Authors: Pat Murphy
Una noche perdí mi virginidad en el asiento trasero de un Chevrolet prestado, después de haber bebido una botella de vino. Semanas más tarde, el periodo no llegó en la fecha debida. Nos casamos. En esa época, era la única solución razonable. Dejé los estudios y seguí mecanografiando trabajos para ganarme la vida, pero con el inmenso peso de llevar un hijo en el vientre. Después del nacimiento de Diane, mientras Robert proseguía sus estudios de medicina, yo escribía a máquina mientras cuidaba al bebé, lavaba la ropa y cocinaba sopa y pasta.
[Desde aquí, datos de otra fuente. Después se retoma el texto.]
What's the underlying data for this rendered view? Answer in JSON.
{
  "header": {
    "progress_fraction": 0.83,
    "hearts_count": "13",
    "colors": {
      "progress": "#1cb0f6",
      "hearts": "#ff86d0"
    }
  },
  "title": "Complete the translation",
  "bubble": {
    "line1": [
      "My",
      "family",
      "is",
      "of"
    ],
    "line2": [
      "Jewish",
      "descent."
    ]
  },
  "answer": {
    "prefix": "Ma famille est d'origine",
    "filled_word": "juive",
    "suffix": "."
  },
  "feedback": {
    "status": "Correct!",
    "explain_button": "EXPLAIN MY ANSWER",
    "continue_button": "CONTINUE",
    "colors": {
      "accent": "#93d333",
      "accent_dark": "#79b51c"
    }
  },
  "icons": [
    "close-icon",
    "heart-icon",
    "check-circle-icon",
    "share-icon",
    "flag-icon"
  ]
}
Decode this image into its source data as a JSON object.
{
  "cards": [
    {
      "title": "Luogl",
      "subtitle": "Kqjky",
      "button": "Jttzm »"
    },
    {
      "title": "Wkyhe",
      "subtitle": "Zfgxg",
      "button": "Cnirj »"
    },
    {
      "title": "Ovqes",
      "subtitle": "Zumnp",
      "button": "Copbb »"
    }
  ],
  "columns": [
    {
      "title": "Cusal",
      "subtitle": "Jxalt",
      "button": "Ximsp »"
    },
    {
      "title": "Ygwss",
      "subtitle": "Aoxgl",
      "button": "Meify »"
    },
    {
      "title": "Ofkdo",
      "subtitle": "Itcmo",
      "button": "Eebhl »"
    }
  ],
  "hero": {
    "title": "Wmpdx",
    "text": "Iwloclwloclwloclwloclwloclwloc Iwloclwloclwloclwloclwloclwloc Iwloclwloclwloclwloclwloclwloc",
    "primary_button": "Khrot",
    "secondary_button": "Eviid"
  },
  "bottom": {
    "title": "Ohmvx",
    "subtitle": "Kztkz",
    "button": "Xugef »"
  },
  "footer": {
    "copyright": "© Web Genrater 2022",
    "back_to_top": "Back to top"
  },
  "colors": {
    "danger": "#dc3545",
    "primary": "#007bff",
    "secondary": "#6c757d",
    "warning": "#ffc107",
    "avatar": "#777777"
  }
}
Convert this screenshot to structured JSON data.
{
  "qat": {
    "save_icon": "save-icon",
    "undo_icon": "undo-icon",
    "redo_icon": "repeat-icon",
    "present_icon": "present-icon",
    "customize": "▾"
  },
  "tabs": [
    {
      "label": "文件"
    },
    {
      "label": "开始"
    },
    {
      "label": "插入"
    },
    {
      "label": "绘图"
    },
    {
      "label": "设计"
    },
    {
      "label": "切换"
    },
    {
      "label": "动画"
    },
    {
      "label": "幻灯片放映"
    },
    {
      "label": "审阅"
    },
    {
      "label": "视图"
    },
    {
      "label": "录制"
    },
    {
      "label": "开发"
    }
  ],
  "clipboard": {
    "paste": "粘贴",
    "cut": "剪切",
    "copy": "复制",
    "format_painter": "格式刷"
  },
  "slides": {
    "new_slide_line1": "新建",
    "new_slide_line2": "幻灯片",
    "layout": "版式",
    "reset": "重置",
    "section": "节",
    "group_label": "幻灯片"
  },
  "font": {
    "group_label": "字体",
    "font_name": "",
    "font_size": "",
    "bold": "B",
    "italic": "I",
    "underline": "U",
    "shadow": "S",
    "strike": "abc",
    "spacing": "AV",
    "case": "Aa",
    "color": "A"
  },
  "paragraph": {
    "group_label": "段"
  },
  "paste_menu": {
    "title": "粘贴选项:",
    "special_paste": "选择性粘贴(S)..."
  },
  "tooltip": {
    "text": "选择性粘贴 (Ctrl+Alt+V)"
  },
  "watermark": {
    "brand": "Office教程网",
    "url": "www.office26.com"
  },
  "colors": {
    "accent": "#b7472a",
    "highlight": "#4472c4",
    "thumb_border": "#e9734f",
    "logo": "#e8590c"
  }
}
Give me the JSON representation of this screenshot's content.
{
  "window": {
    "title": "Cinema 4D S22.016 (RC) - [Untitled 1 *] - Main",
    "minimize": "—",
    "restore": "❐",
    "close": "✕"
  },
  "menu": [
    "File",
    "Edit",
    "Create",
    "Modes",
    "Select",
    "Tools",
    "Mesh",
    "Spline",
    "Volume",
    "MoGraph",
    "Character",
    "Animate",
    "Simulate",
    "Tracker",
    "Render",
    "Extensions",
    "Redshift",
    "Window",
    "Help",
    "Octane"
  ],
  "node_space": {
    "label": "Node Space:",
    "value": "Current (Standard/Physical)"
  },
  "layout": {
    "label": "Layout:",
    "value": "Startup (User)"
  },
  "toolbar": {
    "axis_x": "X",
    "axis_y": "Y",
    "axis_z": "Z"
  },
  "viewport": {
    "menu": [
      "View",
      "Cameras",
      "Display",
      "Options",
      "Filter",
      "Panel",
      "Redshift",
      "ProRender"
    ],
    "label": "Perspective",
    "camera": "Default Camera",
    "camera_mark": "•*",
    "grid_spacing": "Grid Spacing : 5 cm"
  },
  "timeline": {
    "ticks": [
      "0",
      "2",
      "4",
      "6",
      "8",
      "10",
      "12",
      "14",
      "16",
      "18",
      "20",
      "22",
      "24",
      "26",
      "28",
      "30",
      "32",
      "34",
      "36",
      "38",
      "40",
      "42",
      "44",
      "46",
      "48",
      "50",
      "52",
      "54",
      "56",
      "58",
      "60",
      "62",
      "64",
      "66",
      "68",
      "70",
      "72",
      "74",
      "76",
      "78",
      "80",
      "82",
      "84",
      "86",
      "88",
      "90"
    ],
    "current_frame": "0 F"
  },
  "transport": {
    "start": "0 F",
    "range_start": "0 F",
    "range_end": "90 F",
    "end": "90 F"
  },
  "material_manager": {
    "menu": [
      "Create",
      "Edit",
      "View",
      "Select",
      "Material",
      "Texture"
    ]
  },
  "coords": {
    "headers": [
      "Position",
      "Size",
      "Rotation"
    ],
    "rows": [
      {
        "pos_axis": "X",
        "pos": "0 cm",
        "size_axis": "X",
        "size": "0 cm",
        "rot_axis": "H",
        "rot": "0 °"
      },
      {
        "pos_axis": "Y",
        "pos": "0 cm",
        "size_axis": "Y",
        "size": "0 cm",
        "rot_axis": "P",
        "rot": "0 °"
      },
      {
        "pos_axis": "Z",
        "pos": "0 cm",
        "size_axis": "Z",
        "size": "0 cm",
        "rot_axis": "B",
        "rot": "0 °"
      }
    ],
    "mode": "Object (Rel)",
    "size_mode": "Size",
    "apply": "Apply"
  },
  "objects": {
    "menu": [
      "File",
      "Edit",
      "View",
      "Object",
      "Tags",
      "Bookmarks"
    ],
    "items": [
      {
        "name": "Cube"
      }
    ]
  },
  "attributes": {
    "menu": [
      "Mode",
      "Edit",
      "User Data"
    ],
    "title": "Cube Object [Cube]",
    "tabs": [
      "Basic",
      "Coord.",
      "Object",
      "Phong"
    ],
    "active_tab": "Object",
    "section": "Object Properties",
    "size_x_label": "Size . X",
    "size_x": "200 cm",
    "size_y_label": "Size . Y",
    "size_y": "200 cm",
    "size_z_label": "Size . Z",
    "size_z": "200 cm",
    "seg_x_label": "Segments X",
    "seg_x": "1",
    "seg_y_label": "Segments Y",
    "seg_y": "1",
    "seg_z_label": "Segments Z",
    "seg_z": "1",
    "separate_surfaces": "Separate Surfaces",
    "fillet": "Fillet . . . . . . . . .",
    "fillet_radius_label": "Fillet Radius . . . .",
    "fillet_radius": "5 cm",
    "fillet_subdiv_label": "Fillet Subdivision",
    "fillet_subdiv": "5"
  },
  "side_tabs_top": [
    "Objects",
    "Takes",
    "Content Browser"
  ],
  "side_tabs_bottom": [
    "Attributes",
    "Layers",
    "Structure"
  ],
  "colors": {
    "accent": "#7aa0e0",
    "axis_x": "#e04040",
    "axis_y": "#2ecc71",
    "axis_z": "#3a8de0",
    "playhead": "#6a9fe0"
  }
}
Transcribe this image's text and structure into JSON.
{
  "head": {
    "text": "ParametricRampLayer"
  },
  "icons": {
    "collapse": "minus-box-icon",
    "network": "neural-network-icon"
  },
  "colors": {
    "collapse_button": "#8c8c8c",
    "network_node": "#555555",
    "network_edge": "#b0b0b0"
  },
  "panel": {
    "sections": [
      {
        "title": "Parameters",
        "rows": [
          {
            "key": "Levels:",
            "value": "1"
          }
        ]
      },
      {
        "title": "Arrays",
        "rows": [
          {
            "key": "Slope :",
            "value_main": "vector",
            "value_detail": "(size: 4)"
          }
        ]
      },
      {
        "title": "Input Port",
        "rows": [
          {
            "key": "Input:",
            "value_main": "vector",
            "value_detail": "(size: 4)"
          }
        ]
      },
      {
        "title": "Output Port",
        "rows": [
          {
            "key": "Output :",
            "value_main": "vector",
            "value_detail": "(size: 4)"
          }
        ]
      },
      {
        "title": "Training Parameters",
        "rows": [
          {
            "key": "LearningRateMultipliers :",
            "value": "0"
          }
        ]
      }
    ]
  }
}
Sopa, porque era económica; pasta, porque satisfacía el estómago.
Comencé a recordar con nostalgia las largas noches que pasaba sola en el pequeño dormitorio del internado, leyendo hasta el alba, y levantándome para asistir a clases. Allí, el tiempo era limitado, pero era todo para mí. Siendo madre, era inexistente. Sólo conseguía leer cuando Diane dormía. Asistí a unas charlas sobre arqueología en un centro local, pero Diane se inquietaba y perturbaba las conferencias llorando o haciéndome en voz alta preguntas ininteligibles. El profesor me pidió que no trajera más a la niña, pero no podíamos pagar a una niñera.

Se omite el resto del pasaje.